The answer is a more lightweight Mi Max with 2Gb of RAM on TENAA. Price tag is $179 for a 16Gb model with 6.44-inch display and a Snapdragon 650 under the hood.
The 3Gb configuration goes for around $230. But will the 2Gb version, perform less? Even of a super low price?
Xiaomi’s next smartphone is a giant, dwarfing even its Mi Note and Mi Note Pro phablets in size. The new Mi Max comes with a 6.44-inch display and a beefy 4,850mAh battery — which is both welcome and necessary, given the number of pixels you’ll be pushing around every day. It’s powered by a Qualcomm Snapdragon 650 or 652 processor, as well as 4GB or 3GB of RAM, and 32GB or 128GB of internal storage. The two chipset choices are intriguing — most flagships, such as the Galaxy S7, are using the Snapdragon 820, leaving the 652 to mid-range devices like the LG G5 SE.
The design is eloquent, if a little by the numbers. It has a smooth, metal body with two faint antenna lines and the Mi logo etched on the back. It’ll be available in silver, gold or dark grey — the standard color set for a smartphone these days — when it goes on sale in China next week.
The new phone also coincides with the launch of MIUI 8, the latest version of Xiaomi’s custom Android skin. It’s a clean, colorful take with a few new software additions, such as a reworked gallery app and calculator. MIUI 8 also introduces the ability to “split” a phone into two separate accounts, with a different passcode lock, home screen and apps. You can also “clone” apps which don’t provide intuitive account switching. That means you can set up two versions of the same app, both with a separate login, and bounce between them using the home screen or Xiaomi’s app switcher.
Xiaomi’s Mi Max comes with a fingerprint sensor for security and convenient unlocking. On the back, you’ll find a 16-megapixel camera, while the front is equipped with a 5-megapixel selfie snapper, complete with a wide-angle lens.
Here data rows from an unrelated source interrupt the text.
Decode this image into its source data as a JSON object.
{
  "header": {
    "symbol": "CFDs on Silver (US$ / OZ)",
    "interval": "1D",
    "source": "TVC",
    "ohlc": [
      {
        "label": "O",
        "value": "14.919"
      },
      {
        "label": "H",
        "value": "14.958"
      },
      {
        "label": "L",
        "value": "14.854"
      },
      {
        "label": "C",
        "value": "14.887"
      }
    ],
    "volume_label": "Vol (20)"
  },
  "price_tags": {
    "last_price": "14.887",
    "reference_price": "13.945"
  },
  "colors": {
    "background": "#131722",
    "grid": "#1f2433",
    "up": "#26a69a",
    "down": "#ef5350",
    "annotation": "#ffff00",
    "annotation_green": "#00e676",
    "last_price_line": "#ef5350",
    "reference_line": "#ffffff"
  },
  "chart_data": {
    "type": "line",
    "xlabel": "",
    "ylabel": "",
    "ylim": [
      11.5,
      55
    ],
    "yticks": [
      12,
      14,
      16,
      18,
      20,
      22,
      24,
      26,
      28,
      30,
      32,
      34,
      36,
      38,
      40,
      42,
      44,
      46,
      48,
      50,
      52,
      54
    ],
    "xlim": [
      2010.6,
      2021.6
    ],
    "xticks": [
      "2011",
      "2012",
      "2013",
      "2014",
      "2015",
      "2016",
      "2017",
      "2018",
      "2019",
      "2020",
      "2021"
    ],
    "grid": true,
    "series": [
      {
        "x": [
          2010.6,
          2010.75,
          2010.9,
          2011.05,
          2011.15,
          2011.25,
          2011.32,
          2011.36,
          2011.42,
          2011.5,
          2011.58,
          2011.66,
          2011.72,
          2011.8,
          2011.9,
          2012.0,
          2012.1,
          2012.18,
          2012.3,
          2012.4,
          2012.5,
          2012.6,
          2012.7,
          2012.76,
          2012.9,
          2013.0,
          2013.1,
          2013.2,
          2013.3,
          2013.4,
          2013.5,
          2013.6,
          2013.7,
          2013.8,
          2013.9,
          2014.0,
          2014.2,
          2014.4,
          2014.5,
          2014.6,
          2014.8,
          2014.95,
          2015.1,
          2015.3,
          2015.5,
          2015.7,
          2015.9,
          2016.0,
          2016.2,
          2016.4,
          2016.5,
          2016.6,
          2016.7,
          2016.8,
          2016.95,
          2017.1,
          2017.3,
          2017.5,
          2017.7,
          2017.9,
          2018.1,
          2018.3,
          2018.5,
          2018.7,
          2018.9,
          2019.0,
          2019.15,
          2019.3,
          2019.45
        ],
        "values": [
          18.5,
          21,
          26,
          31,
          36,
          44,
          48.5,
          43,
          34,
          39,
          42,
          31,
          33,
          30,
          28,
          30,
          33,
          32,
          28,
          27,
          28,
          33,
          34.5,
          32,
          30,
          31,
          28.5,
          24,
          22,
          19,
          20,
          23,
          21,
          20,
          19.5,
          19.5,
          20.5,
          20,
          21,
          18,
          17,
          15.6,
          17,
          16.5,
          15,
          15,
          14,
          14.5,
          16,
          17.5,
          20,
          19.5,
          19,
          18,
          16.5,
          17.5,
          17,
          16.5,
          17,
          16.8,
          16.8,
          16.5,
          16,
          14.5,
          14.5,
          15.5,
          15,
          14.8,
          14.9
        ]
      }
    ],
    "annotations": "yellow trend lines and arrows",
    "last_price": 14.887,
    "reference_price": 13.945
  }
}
None of this sounds too extraordinary until you consider the starting price: 1,499 RMB ($230). That’ll net you the lower-specced option with the Snapdragon 650, 3GB of RAM and 32GB of internal storage. Spend 1,699 RMB ($261) instead and you’ll be upgraded to the Snapdragon 652 and 64GB of storage; the top option, which runs for 1,999 RMB ($307), ups the RAM to 4GB and the onboard storage to 128GB.
All three option are cheaper than what the Mi Note and Mi Note Pro sold for in 2015. Those devices are slightly smaller, however, with a 5.7-inch display and some specs that, even by today’s standards, are pretty competitive (they run on a Snapdragon 810, with the option of either 3GB or 4GB of RAM). The Mi Max, then, is likely to be a complimentary device, rather than a direct replacement. It will also sit alongside the Mi 5, Xiaomi’s new flagship announced at Mobile World Congress in Barcelona.